In fact, one of the big criticisms from D&D 3.x fans when D&D 4e first came out was that it was too focused on combat and not enough on role-playing. Often times they cited the fact that there weren’t profession skills or other non-combat character options. I won’t take either side on this, but I do wonder if part of the reason was that the D&D 3.5 character sheet from the PHB had about 60% of it devoted to combat, implying that combat only featured in 60% of the time.
So what does that mean for combat avoidance? With more space on the character sheet for non-combat related items, it would make sense that characters have more things to do to avoid combat. In D&D 3.x, you might have the means to avoid 40% of combats whereas in D&D 4e, you only have the means to avoid 15% of them. Now I’ll be the first to say that this is not a definitive measure and there are no doubt many factors, like GM play-style, that have a greater influence. But the fact remains that in a system where the important parts of your character are what they can do in combat, then it is less likely that it will be avoided.

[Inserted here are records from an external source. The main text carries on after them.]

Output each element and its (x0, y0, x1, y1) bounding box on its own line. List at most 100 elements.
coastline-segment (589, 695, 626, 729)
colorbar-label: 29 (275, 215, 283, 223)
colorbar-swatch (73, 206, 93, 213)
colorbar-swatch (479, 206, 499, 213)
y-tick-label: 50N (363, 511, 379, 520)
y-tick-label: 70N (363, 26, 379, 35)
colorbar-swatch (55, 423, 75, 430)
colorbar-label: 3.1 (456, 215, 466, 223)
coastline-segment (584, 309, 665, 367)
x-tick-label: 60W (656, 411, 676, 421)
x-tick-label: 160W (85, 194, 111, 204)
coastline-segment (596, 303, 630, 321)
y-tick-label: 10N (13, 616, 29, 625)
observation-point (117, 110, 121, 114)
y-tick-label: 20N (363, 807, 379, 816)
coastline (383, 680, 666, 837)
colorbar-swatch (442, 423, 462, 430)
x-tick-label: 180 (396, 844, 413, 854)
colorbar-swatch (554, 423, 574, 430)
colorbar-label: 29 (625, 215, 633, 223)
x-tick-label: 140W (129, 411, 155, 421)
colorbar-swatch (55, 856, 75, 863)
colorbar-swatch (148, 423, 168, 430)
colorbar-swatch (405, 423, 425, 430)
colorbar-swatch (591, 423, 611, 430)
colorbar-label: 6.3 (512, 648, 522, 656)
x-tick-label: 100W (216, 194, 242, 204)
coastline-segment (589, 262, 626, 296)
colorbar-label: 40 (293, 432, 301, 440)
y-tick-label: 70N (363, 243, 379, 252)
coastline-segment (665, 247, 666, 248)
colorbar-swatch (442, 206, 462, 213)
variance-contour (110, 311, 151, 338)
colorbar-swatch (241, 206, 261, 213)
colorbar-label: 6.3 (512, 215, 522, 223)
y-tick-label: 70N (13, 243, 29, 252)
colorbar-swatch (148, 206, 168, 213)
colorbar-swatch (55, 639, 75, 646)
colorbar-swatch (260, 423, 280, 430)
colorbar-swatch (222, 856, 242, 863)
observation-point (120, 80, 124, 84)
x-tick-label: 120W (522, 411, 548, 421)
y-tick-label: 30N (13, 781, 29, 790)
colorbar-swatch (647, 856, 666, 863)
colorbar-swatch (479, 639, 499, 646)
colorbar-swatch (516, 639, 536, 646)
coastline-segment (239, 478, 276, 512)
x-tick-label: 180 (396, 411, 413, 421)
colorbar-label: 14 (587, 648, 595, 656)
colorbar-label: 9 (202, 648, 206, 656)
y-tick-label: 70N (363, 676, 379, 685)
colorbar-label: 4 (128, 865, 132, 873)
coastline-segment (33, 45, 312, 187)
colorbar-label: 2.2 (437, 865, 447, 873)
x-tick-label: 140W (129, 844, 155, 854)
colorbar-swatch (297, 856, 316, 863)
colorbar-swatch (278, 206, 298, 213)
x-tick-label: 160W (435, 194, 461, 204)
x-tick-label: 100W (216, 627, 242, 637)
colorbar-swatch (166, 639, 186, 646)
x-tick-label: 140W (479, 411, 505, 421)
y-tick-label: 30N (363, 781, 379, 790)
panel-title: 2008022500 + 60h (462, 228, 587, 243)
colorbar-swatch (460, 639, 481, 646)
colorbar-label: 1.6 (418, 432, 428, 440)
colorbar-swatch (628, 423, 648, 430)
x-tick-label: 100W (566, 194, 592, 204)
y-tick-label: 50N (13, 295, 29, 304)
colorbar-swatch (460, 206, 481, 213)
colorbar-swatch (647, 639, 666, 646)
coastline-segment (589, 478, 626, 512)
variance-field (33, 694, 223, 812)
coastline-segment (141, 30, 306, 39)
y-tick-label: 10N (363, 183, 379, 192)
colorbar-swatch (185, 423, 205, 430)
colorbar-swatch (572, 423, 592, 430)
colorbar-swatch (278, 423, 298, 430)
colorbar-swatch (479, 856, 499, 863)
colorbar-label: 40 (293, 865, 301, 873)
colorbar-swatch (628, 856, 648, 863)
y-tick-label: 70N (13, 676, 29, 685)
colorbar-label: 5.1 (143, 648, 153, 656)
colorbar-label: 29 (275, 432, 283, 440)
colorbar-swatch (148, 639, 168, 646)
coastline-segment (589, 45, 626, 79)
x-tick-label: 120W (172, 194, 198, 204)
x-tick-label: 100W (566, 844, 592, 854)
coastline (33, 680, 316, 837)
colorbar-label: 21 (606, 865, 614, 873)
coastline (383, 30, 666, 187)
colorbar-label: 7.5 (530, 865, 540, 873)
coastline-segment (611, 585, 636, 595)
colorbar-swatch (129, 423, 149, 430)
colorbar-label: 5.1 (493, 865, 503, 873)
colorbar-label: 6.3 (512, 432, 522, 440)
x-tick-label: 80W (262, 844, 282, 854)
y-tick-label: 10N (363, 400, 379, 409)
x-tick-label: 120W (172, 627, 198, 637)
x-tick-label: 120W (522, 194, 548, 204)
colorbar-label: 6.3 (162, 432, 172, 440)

On a more practical level, combat is typically avoided if there is a lot of danger of a character suffering ill consequences because of it. In Call of Cthulhu, investigators almost always avoid combat because there is a very good chance that they will die if they fight (or they will go insane, or both). Contrast that with a system like Hollow Earth Expedition where there is little danger of getting into a fight with Nazis, even if they have guns and you are using your fists. If combat is the most direct means of achieving your goals (as it would be if there are Nazis in the way of claiming the lost treasure) and there is little danger, then combat avoidance is very unlikely. The risk is small compared to the reward. But if there is a lot of risk, you might try some safer alternatives to avoid combat altogether.
I’ll reiterate once again that at the end of the day, the GM probably has more influence than these factors in determining how much combat there is. For instance, I’ve seen sessions of D&D 4e run without combat. But you might want to think about these external factors if you are wanting to encourage or discourage combat in your game session.